-BATMAN-

It was a cool spring day, and I was Batman. I was dressed in the stretchy black and gray costume my parents had bought me for Halloween the previous year The wind was rushing around like an unsettled rabbit, my cape billowing epically. Or at least, I pretended it was billowing epically. In reality it was far too light to really successfully billow, and therefore was merely flapping around pathetically, pinned to the top of my back. But I was not really in the mood for reality.

I had my mask off. I was free from the prying eyes of my enemies up here, free from the burden of disguise. I had sneaked out the sliding door in my parents' bedroom on the second floor of our house, onto the deck outside, up over the railing, and onto the roof.

I was on the highest point of the house. The lake was out in front of me, the large cherry tree behind me. Our roof had green shingles and a single, small, faded skylight leading to the living room. I steadied myself against the chimney, careful not to let the wind buffet me off the side, and stared out at Fairview Lake.

Someone was poisoning it, I decided. Someone was putting hallucinogenic carcinogens in the street's water supply, I decided. Or, rather, I probably would have decided, if I had known those words. At the time it was just, "poison."

"Who could it be?" I asked myself in a gravelly Christian Bale voice (although, technically speaking, I suppose Christian Bale hadn't played Batman in anything by that point). "Two-face was doing something shady down by the dock a few days ago..."

I tried to work out the pieces, putting together the things that made sense in my mind.

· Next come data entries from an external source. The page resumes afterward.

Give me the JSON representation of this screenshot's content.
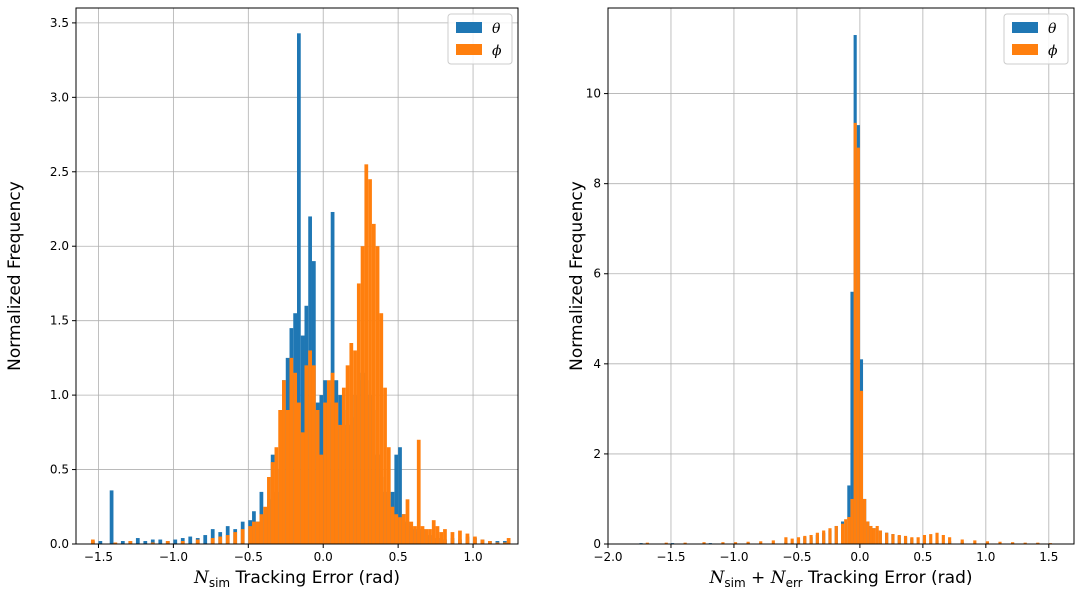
{
  "colors": {
    "theta": "#1f77b4",
    "phi": "#ff7f0e"
  },
  "chart_data": [
    {
      "type": "bar",
      "xlabel_main": "N",
      "xlabel_sub": "sim",
      "xlabel_rest": " Tracking Error (rad)",
      "ylabel": "Normalized Frequency",
      "xlim": [
        -1.65,
        1.3
      ],
      "ylim": [
        0,
        3.6
      ],
      "xticks": [
        -1.5,
        -1.0,
        -0.5,
        0.0,
        0.5,
        1.0
      ],
      "xtick_labels": [
        "−1.5",
        "−1.0",
        "−0.5",
        "0.0",
        "0.5",
        "1.0"
      ],
      "yticks": [
        0,
        0.5,
        1.0,
        1.5,
        2.0,
        2.5,
        3.0,
        3.5
      ],
      "ytick_labels": [
        "0.0",
        "0.5",
        "1.0",
        "1.5",
        "2.0",
        "2.5",
        "3.0",
        "3.5"
      ],
      "grid": true,
      "legend": {
        "location": "top-right",
        "entries": [
          "θ",
          "ϕ"
        ]
      },
      "bin_width": 0.025,
      "series": [
        {
          "name": "θ",
          "bins": [
            [
              -1.55,
              0.02
            ],
            [
              -1.5,
              0.02
            ],
            [
              -1.425,
              0.36
            ],
            [
              -1.35,
              0.02
            ],
            [
              -1.3,
              0.02
            ],
            [
              -1.25,
              0.04
            ],
            [
              -1.2,
              0.02
            ],
            [
              -1.15,
              0.03
            ],
            [
              -1.1,
              0.03
            ],
            [
              -1.05,
              0.02
            ],
            [
              -1.0,
              0.03
            ],
            [
              -0.95,
              0.04
            ],
            [
              -0.9,
              0.05
            ],
            [
              -0.85,
              0.04
            ],
            [
              -0.8,
              0.06
            ],
            [
              -0.75,
              0.1
            ],
            [
              -0.7,
              0.08
            ],
            [
              -0.65,
              0.12
            ],
            [
              -0.6,
              0.1
            ],
            [
              -0.55,
              0.15
            ],
            [
              -0.5,
              0.16
            ],
            [
              -0.475,
              0.22
            ],
            [
              -0.45,
              0.15
            ],
            [
              -0.425,
              0.35
            ],
            [
              -0.4,
              0.2
            ],
            [
              -0.375,
              0.3
            ],
            [
              -0.35,
              0.6
            ],
            [
              -0.325,
              0.35
            ],
            [
              -0.3,
              0.5
            ],
            [
              -0.275,
              1.1
            ],
            [
              -0.25,
              1.25
            ],
            [
              -0.225,
              1.45
            ],
            [
              -0.2,
              1.55
            ],
            [
              -0.175,
              3.43
            ],
            [
              -0.15,
              1.4
            ],
            [
              -0.125,
              1.6
            ],
            [
              -0.1,
              2.2
            ],
            [
              -0.075,
              1.9
            ],
            [
              -0.05,
              0.95
            ],
            [
              -0.025,
              1.0
            ],
            [
              0.0,
              1.1
            ],
            [
              0.025,
              0.95
            ],
            [
              0.05,
              2.23
            ],
            [
              0.075,
              1.1
            ],
            [
              0.1,
              1.0
            ],
            [
              0.125,
              0.9
            ],
            [
              0.15,
              0.8
            ],
            [
              0.175,
              0.85
            ],
            [
              0.2,
              1.0
            ],
            [
              0.225,
              1.1
            ],
            [
              0.25,
              1.15
            ],
            [
              0.275,
              1.1
            ],
            [
              0.3,
              1.0
            ],
            [
              0.325,
              0.9
            ],
            [
              0.35,
              0.6
            ],
            [
              0.375,
              0.45
            ],
            [
              0.4,
              0.35
            ],
            [
              0.425,
              0.3
            ],
            [
              0.45,
              0.35
            ],
            [
              0.475,
              0.6
            ],
            [
              0.5,
              0.65
            ],
            [
              0.525,
              0.2
            ],
            [
              0.55,
              0.15
            ],
            [
              0.575,
              0.12
            ],
            [
              0.6,
              0.1
            ],
            [
              0.625,
              0.08
            ],
            [
              0.65,
              0.1
            ],
            [
              0.7,
              0.06
            ],
            [
              0.75,
              0.04
            ],
            [
              0.8,
              0.03
            ],
            [
              0.85,
              0.04
            ],
            [
              0.9,
              0.03
            ],
            [
              0.95,
              0.05
            ],
            [
              1.0,
              0.04
            ],
            [
              1.05,
              0.03
            ],
            [
              1.1,
              0.02
            ],
            [
              1.15,
              0.02
            ],
            [
              1.2,
              0.02
            ]
          ]
        },
        {
          "name": "ϕ",
          "bins": [
            [
              -1.55,
              0.03
            ],
            [
              -1.4,
              0.01
            ],
            [
              -1.3,
              0.02
            ],
            [
              -1.15,
              0.01
            ],
            [
              -1.05,
              0.02
            ],
            [
              -0.95,
              0.02
            ],
            [
              -0.85,
              0.03
            ],
            [
              -0.75,
              0.04
            ],
            [
              -0.7,
              0.05
            ],
            [
              -0.65,
              0.06
            ],
            [
              -0.6,
              0.08
            ],
            [
              -0.55,
              0.1
            ],
            [
              -0.5,
              0.12
            ],
            [
              -0.475,
              0.15
            ],
            [
              -0.45,
              0.15
            ],
            [
              -0.425,
              0.2
            ],
            [
              -0.4,
              0.25
            ],
            [
              -0.375,
              0.45
            ],
            [
              -0.35,
              0.55
            ],
            [
              -0.325,
              0.65
            ],
            [
              -0.3,
              0.9
            ],
            [
              -0.275,
              1.1
            ],
            [
              -0.25,
              0.9
            ],
            [
              -0.225,
              1.25
            ],
            [
              -0.2,
              1.15
            ],
            [
              -0.175,
              0.95
            ],
            [
              -0.15,
              0.75
            ],
            [
              -0.125,
              1.2
            ],
            [
              -0.1,
              1.3
            ],
            [
              -0.075,
              1.2
            ],
            [
              -0.05,
              0.9
            ],
            [
              -0.025,
              0.6
            ],
            [
              0.0,
              0.95
            ],
            [
              0.025,
              1.1
            ],
            [
              0.05,
              1.15
            ],
            [
              0.075,
              0.95
            ],
            [
              0.1,
              0.8
            ],
            [
              0.125,
              1.05
            ],
            [
              0.15,
              1.2
            ],
            [
              0.175,
              1.35
            ],
            [
              0.2,
              1.3
            ],
            [
              0.225,
              1.75
            ],
            [
              0.25,
              2.0
            ],
            [
              0.275,
              2.55
            ],
            [
              0.3,
              2.45
            ],
            [
              0.325,
              2.15
            ],
            [
              0.35,
              2.0
            ],
            [
              0.375,
              1.55
            ],
            [
              0.4,
              1.05
            ],
            [
              0.425,
              0.65
            ],
            [
              0.45,
              0.25
            ],
            [
              0.475,
              0.2
            ],
            [
              0.5,
              0.18
            ],
            [
              0.525,
              0.2
            ],
            [
              0.55,
              0.3
            ],
            [
              0.575,
              0.15
            ],
            [
              0.6,
              0.12
            ],
            [
              0.625,
              0.7
            ],
            [
              0.65,
              0.12
            ],
            [
              0.675,
              0.1
            ],
            [
              0.7,
              0.1
            ],
            [
              0.725,
              0.16
            ],
            [
              0.75,
              0.12
            ],
            [
              0.775,
              0.08
            ],
            [
              0.8,
              0.1
            ],
            [
              0.85,
              0.08
            ],
            [
              0.9,
              0.09
            ],
            [
              0.95,
              0.07
            ],
            [
              1.0,
              0.05
            ],
            [
              1.05,
              0.03
            ],
            [
              1.1,
              0.02
            ],
            [
              1.15,
              0.01
            ],
            [
              1.2,
              0.01
            ],
            [
              1.225,
              0.04
            ]
          ]
        }
      ]
    },
    {
      "type": "bar",
      "xlabel_main": "N",
      "xlabel_sub": "sim",
      "xlabel_plus": " + ",
      "xlabel_main2": "N",
      "xlabel_sub2": "err",
      "xlabel_rest": " Tracking Error (rad)",
      "ylabel": "Normalized Frequency",
      "xlim": [
        -2.0,
        1.7
      ],
      "ylim": [
        0,
        11.9
      ],
      "xticks": [
        -2.0,
        -1.5,
        -1.0,
        -0.5,
        0.0,
        0.5,
        1.0,
        1.5
      ],
      "xtick_labels": [
        "−2.0",
        "−1.5",
        "−1.0",
        "−0.5",
        "0.0",
        "0.5",
        "1.0",
        "1.5"
      ],
      "yticks": [
        0,
        2,
        4,
        6,
        8,
        10
      ],
      "ytick_labels": [
        "0",
        "2",
        "4",
        "6",
        "8",
        "10"
      ],
      "grid": true,
      "legend": {
        "location": "top-right",
        "entries": [
          "θ",
          "ϕ"
        ]
      },
      "bin_width": 0.025,
      "series": [
        {
          "name": "θ",
          "bins": [
            [
              -1.75,
              0.02
            ],
            [
              -1.5,
              0.02
            ],
            [
              -1.2,
              0.02
            ],
            [
              -0.9,
              0.03
            ],
            [
              -0.6,
              0.05
            ],
            [
              -0.5,
              0.1
            ],
            [
              -0.45,
              0.15
            ],
            [
              -0.4,
              0.15
            ],
            [
              -0.35,
              0.2
            ],
            [
              -0.3,
              0.25
            ],
            [
              -0.25,
              0.3
            ],
            [
              -0.2,
              0.4
            ],
            [
              -0.15,
              0.5
            ],
            [
              -0.1,
              1.3
            ],
            [
              -0.075,
              5.6
            ],
            [
              -0.05,
              11.3
            ],
            [
              -0.025,
              9.3
            ],
            [
              0.0,
              4.1
            ],
            [
              0.025,
              1.0
            ],
            [
              0.05,
              0.5
            ],
            [
              0.075,
              0.4
            ],
            [
              0.1,
              0.35
            ],
            [
              0.15,
              0.3
            ],
            [
              0.2,
              0.25
            ],
            [
              0.25,
              0.22
            ],
            [
              0.3,
              0.18
            ],
            [
              0.35,
              0.15
            ],
            [
              0.4,
              0.12
            ],
            [
              0.5,
              0.1
            ],
            [
              0.6,
              0.08
            ],
            [
              0.7,
              0.06
            ],
            [
              0.8,
              0.05
            ],
            [
              1.0,
              0.04
            ],
            [
              1.2,
              0.03
            ],
            [
              1.4,
              0.02
            ],
            [
              1.55,
              0.01
            ]
          ]
        },
        {
          "name": "ϕ",
          "bins": [
            [
              -1.85,
              0.01
            ],
            [
              -1.7,
              0.03
            ],
            [
              -1.55,
              0.03
            ],
            [
              -1.4,
              0.03
            ],
            [
              -1.25,
              0.04
            ],
            [
              -1.1,
              0.04
            ],
            [
              -1.0,
              0.04
            ],
            [
              -0.9,
              0.05
            ],
            [
              -0.8,
              0.06
            ],
            [
              -0.7,
              0.08
            ],
            [
              -0.6,
              0.15
            ],
            [
              -0.55,
              0.12
            ],
            [
              -0.5,
              0.15
            ],
            [
              -0.45,
              0.18
            ],
            [
              -0.4,
              0.2
            ],
            [
              -0.35,
              0.25
            ],
            [
              -0.3,
              0.3
            ],
            [
              -0.25,
              0.35
            ],
            [
              -0.2,
              0.4
            ],
            [
              -0.15,
              0.45
            ],
            [
              -0.125,
              0.55
            ],
            [
              -0.1,
              0.6
            ],
            [
              -0.075,
              1.0
            ],
            [
              -0.05,
              9.35
            ],
            [
              -0.025,
              8.8
            ],
            [
              0.0,
              3.4
            ],
            [
              0.025,
              1.0
            ],
            [
              0.05,
              0.5
            ],
            [
              0.075,
              0.4
            ],
            [
              0.1,
              0.35
            ],
            [
              0.125,
              0.4
            ],
            [
              0.15,
              0.3
            ],
            [
              0.2,
              0.25
            ],
            [
              0.25,
              0.22
            ],
            [
              0.3,
              0.2
            ],
            [
              0.35,
              0.18
            ],
            [
              0.4,
              0.15
            ],
            [
              0.45,
              0.15
            ],
            [
              0.5,
              0.2
            ],
            [
              0.55,
              0.22
            ],
            [
              0.6,
              0.25
            ],
            [
              0.65,
              0.2
            ],
            [
              0.7,
              0.15
            ],
            [
              0.8,
              0.1
            ],
            [
              0.9,
              0.08
            ],
            [
              1.0,
              0.06
            ],
            [
              1.1,
              0.05
            ],
            [
              1.2,
              0.04
            ],
            [
              1.3,
              0.03
            ],
            [
              1.4,
              0.03
            ],
            [
              1.5,
              0.02
            ],
            [
              1.6,
              0.01
            ]
          ]
        }
      ]
    }
  ]
}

I was Batman, a black-clad, 9-year-old detective who knew how to kick some serious ass. I had never not seen a case through to its conclusion. I was Batman. I was going to make the world better. This villainous plague that permeated society, made it evil, was absolute, but I was not Rorschach from Watchmen (even though I was far too young to ever have read that graphic novel), and I believed humanity could be saved... from itself.

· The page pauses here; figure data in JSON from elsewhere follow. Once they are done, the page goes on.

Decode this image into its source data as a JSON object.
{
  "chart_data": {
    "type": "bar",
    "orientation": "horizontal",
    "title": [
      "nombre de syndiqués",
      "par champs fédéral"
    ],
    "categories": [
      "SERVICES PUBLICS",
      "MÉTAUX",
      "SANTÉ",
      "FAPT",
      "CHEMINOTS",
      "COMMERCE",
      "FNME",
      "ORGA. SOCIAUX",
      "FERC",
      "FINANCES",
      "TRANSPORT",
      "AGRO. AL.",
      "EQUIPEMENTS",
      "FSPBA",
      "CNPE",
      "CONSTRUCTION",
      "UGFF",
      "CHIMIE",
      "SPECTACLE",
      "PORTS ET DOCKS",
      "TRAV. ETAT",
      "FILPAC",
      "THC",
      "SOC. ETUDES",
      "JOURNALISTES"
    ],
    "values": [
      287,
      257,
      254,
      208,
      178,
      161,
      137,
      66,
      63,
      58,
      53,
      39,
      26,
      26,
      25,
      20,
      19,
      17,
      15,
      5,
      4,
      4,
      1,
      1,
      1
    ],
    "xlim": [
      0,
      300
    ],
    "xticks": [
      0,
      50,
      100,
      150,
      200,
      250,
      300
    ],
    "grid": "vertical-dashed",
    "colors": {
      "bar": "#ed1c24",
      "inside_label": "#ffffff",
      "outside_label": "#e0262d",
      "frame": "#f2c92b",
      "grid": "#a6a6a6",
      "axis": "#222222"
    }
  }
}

I closed my eyes and in my head I walked down the street to the park where the water filtration system was. I kicked down the locked door and glided inside. There on the wall was a big, green question mark, etched in. I traced it with my gloved fingers.

The Riddler.

Taped to the wall by the Riddler's symbol, the question mark, was a piece of paper with a riddle on it. I quickly solved it to learn that the Riddler was hiding out in the old abandoned Montgomery Warehouse.

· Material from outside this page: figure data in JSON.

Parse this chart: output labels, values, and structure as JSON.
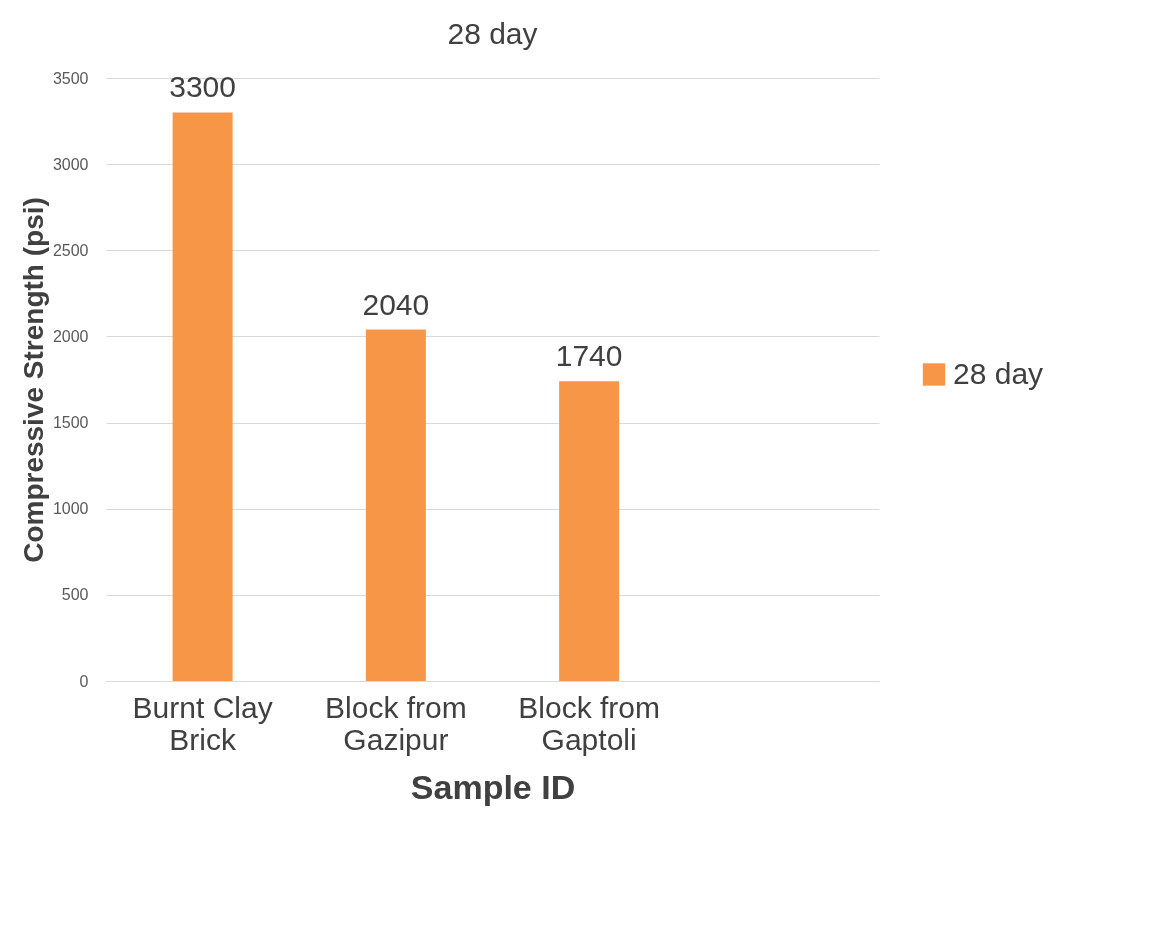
{
  "chart_data": {
    "type": "bar",
    "title": "28 day",
    "xlabel": "Sample ID",
    "ylabel": "Compressive Strength (psi)",
    "categories": [
      "Burnt Clay Brick",
      "Block from Gazipur",
      "Block from Gaptoli",
      null
    ],
    "series": [
      {
        "name": "28 day",
        "color": "#f79646",
        "values": [
          3300,
          2040,
          1740,
          null
        ]
      }
    ],
    "ylim": [
      0,
      3500
    ],
    "yticks": [
      0,
      500,
      1000,
      1500,
      2000,
      2500,
      3000,
      3500
    ],
    "grid": "y",
    "legend": "right",
    "data_labels": true
  }
}
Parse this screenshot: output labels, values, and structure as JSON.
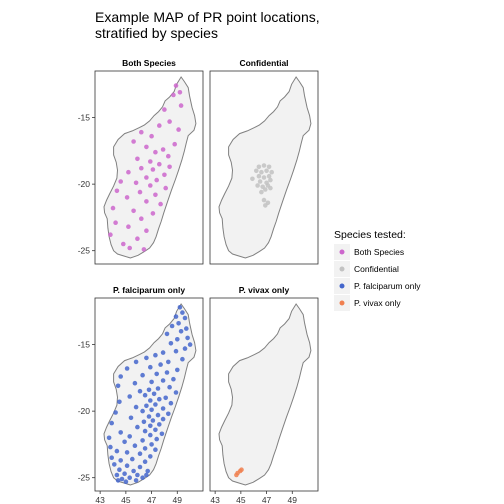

I opened my eyes and I was back on the roof. The sky was bright blue, the sun shining down. I ran hurriedly to the tree, jumped up into its foliage, and perched myself on a branch that overhung the building below.

In reality it was my house; in my mind it was the old, abandoned Montgomery Warehouse that housed the Riddler and his secret machinations. And it was at that point, as I stood precariously on that cherry tree branch, looking down into the skylight, the only entrance to the warehouse, that I made arguably one of the worst decisions of my life.

That is the day I will always remember, as the day I didn't jump.